Cluster 4 depict low cycle number, low fertility formula, menses score and cycle length and slightly high luteal phase and high post peak. The clients in this cluster appears to have weaker or less distinct patterns. They are probably newer app users, casual trackers or users with unclear cycle markers.
For predictive modeling of cycle length, I explored four supervised models: Lasso, Random Forest, XGBoost and CatBoost. The data was first split into training and test set. Missing values were imputed with the median (continuous variables) and mode (categorical variables) from the training set. For Lasso, an extra step of data standardization was implemented to ensure the equal regularization among features. Categorical variables were encoded. Exceptionally with CatBoost, as the model can handle missing values and encode categorical features intelligently, I used raw data to feed to the model.
The models were evaluated using RMSE, resulting in CatBoost as the most performant model, with RMSE of 1.37 on the test set.
SHAPLEY value explanation reveals that EstimatedDayofOvulation, LengthofLutealPhase, TotalFertilityFormula, CycleNumber and NumberofDaysofIntercourse were the most important variables that shape the predictions.
The SHAP summary plot can be read as follows:
- each dot represents a client
- X-axis represents SHAP value, showing the impact on the model predictions of cycle length. Higher value (towards positive direction) equates longer predicted cycle while negative values mean shorter predicted cycle.
- The color (from blue to pink) corresponds to feature value (blue = low, pink = high)
From the SHAP summary plot, we learn that:
- Estimated day of ovulation has strongest impact. Ovulation timing would shifft the whole cycle length
- Longer luteal phase indicates longer cycle length while shorter luteal phase lowers predictions.
- Total fertility formula likely captures overall fertility indicators. Higher fertility formula slightly increase predicted cycle length.
- Clients with more cycle tracked (cycle number) may get slightly shorted predicted cycles. This makes sense as the longer you track, the more stable data you have.
- More days of intercourse slightly reduces cycle length prediction.
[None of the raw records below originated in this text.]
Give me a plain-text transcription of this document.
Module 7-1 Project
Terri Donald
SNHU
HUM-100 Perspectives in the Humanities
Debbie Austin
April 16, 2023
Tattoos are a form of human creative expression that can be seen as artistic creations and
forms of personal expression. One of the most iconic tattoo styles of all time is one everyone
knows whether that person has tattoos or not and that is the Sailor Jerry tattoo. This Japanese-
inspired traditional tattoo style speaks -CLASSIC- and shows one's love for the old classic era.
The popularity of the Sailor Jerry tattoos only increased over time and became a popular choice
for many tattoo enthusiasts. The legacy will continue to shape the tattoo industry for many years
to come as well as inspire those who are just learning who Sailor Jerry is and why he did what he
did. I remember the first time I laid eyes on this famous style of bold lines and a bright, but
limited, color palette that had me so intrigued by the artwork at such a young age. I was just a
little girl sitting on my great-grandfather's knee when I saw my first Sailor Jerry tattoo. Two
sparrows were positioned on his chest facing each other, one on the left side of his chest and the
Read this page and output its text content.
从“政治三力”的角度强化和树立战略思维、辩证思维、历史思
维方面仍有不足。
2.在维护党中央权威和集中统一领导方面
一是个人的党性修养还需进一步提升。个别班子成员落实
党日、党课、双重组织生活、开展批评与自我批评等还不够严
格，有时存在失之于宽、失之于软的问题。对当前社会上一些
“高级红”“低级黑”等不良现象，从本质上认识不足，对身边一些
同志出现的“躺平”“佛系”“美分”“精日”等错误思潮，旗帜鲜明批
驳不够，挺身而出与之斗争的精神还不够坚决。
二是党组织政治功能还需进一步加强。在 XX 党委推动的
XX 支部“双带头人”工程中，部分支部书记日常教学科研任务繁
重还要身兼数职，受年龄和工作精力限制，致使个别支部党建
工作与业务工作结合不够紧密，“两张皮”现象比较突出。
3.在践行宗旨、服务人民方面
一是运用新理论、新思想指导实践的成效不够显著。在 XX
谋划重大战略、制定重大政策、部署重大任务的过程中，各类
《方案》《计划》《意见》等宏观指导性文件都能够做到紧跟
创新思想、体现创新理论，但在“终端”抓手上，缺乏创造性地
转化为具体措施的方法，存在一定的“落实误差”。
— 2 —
This can probably relate to more fertile or shorter cycles or better tracking quality.
- Understanding your data better: I couldn't find more information about the data (how the data was collected, what some features like
Groupmean etc). Understanding the data better would help data preparation and modeling choices. - Exploring other clustering models (other partitional models or hierarchical models, ensembles) or pipelines (integrated feature selection, dimensionality reduction internally inside clustering algorithms to extract more cluster-friendly features).
- Besides cycle length prediction, explorating predictions of ovulation length or ovulation day for example.
- Experimenting with other missing value imputation techniques rather than the simple imputation.
- Most importantly, involving experts in result interpretation! Let the expert evaluate if the results are interpretable or really insightful.